Di kelas melukis, ia bertemu dengan seorang pria bernama Leo. Leo bukan seorang dokter, bukan seorang pecinta alam, dan bukan seorang penggemar musik jazz. Ia hanya seorang guru seni yang sederhana, dengan senyum yang tulus dan mata yang penuh dengan kehangatan.
Leo tidak berusaha untuk membuat Aria terkesan. Ia tidak menggunakan strategi apapun. Ia hanya menjadi dirinya sendiri. Mereka berbicara tentang seni, tentang kehidupan, tentang mimpi-mimpi mereka. Aria merasa nyaman berada di dekat Leo. Ia merasa bisa menjadi dirinya sendiri tanpa harus takut dihakimi.
Suatu sore, setelah kelas melukis selesai, Leo mengajak Aria untuk minum kopi di kedai kopi favoritnya. Mereka duduk berdua, menikmati kopi dan obrolan yang mengalir begitu saja. Tiba-tiba, Leo meraih tangan Aria. Sentuhannya lembut, hangat, dan penuh dengan ketulusan.

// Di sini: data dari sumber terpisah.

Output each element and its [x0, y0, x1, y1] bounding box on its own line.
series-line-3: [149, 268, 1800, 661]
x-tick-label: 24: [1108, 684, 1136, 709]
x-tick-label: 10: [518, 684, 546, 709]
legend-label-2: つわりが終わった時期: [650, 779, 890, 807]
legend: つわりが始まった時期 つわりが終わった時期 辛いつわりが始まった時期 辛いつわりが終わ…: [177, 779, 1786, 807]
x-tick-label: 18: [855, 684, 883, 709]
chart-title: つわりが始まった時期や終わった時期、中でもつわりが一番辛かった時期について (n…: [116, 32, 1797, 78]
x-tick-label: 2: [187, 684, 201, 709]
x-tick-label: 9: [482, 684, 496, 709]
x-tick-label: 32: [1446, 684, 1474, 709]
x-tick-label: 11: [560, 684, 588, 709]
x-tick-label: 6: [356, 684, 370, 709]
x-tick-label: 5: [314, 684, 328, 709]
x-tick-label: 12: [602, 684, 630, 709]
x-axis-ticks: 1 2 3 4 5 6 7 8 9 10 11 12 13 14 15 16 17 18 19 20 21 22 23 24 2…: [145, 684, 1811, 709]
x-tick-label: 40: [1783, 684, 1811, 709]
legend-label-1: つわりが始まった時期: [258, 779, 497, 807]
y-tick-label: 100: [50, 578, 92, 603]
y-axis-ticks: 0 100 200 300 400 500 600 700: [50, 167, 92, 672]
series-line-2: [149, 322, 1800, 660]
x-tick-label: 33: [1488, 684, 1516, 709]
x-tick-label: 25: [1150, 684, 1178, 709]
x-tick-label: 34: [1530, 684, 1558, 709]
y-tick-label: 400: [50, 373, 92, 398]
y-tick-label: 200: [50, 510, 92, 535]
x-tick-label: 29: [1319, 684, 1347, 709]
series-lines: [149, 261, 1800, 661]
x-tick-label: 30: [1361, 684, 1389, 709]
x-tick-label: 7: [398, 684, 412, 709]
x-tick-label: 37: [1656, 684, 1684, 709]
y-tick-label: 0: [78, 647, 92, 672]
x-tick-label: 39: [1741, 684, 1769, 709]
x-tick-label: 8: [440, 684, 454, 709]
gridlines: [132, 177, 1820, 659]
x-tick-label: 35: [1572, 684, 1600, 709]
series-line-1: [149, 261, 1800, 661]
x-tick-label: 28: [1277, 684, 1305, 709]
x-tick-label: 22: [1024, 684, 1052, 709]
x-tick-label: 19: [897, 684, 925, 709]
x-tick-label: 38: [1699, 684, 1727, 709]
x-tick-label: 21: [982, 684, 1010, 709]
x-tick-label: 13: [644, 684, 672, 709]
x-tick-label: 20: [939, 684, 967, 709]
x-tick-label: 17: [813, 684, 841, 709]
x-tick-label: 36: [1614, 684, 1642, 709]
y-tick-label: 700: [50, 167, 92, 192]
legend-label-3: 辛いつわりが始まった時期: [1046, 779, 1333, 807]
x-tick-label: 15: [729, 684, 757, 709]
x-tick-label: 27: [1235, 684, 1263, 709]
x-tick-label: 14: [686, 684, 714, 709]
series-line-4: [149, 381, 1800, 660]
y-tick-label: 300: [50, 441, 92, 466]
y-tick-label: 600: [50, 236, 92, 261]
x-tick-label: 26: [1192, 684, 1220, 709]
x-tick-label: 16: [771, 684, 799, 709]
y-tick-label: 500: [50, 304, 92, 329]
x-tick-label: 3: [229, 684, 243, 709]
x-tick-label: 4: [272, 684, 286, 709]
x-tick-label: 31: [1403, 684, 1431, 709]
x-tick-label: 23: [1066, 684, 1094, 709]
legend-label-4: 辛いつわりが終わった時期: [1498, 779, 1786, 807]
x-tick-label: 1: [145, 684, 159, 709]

Aria merasakan getaran di hatinya. Getaran yang tidak pernah ia rasakan sebelumnya. Getaran yang tidak bisa diukur oleh algoritma manapun.
Saat itu, Aria menyadari sesuatu yang penting. Cinta tidak bisa diunduh. Cinta tidak bisa diprediksi. Cinta adalah sentuhan manusia, tatapan mata, getaran di hati. Cinta adalah sesuatu yang harus dirasakan, bukan dihitung.
Mungkin, Ibu benar. Dunia di luar sana, di luar layar ponsel, masih menyimpan harapan. Mungkin, cinta sejati tidak ditemukan dalam algoritma, melainkan dalam momen-momen sederhana, dalam sentuhan yang tulus, dan dalam tatapan mata yang penuh dengan kasih sayang. Dan Aria, akhirnya, siap untuk membuka hatinya. Siap untuk merasakan kembali sentuhan manusia, tanpa rasa takut, tanpa keraguan. Siap untuk mencintai, dan dicintai, dengan sepenuh hati.